When I was a young mother with a budding Etsy shop selling BooB TooBs (a nursing cover I invented), I was really struggling with pricing my products. As my sales grew, I needed to charge more to get the right materials and make it worth my time, but I just couldn’t imagine anyone spending more. The DIYer in me assumed everyone else had the same mentality I did and would rather make their own than spend more money. I as afraid if I charged too much that no one would buy it. But I was wrong. After multiple customers told me I should charge more and a few logic breakdown conversations with my husband, I realized that not everyone grew up the same way I did. Most people did not have the skills to make their own and most of the people who did have the skills didn’t have the time or desire. All of them were willing to pay for a product they wanted so that they didn’t have to do the work. It was a huge perspective shift for me.
Most of us don’t know how valuable the things we do are because they come so naturally to us and we assume they come that naturally to everyone else. We are often blind to our own magic.
After that art show, I remembered what it felt like to not have much money, but hope that I could be clever like my dad and find a way to have a little piece of the things that brought me joy.
I also remembered that not everyone had the skills, the time or the desire to create the things that sparked little fires in their heart and that perhaps they were looking to me with asking eyes, to be their flicker of hope.
I never wanted someone who found some type of beauty, inspiration or joy in my artwork to walk away empty handed. If they were willing to spend all they had, even if it was only $5 or $10, I wanted to have something for them to take home.

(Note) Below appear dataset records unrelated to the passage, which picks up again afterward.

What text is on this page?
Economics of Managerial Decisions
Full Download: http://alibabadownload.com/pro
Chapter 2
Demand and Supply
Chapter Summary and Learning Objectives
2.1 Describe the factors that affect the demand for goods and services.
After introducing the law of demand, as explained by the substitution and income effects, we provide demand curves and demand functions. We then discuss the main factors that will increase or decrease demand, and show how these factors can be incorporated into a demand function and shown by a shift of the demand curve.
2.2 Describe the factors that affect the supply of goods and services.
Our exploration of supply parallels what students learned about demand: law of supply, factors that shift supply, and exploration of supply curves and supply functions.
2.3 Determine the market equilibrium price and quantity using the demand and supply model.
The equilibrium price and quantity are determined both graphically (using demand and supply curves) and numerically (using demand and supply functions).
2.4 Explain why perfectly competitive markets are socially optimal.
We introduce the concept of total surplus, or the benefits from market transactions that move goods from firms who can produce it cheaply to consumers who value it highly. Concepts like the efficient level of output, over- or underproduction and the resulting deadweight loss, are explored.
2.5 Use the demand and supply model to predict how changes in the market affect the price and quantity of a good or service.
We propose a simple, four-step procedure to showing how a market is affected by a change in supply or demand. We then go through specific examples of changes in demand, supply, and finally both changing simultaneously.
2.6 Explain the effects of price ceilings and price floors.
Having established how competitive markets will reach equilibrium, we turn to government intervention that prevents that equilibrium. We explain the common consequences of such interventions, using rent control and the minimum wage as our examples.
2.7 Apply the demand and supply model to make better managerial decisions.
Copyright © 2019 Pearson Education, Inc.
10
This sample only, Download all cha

A piece of my story that could be a part of theirs.
It wasn’t an immediate change, but the feeling took root in my heart and over the next year I shifted my focus to creating coloring books, prints, stickers and other products that kept every budget in mind.
I did not become an artist to paint one-offs and try to get rich selling to the super-wealthy.
I became an artist to turn my lessons, pains and joys into something tangible and meaningful. I made my own medicine and when it healed me, I ached to share it with the world.
Offering the fruits of my labor to others and seeing how it brought them joy made it feel worth the emotional price I had to pay to create them.
I believe that we were made for deep connection and that the joy we find in the creations of others is a mirror reminding us of our own creator identity.
I want my art to create both the connection to each other and to spark a remembering of the powerful creator self within each person.
all someone has is $10.
Do you believe you were created to create?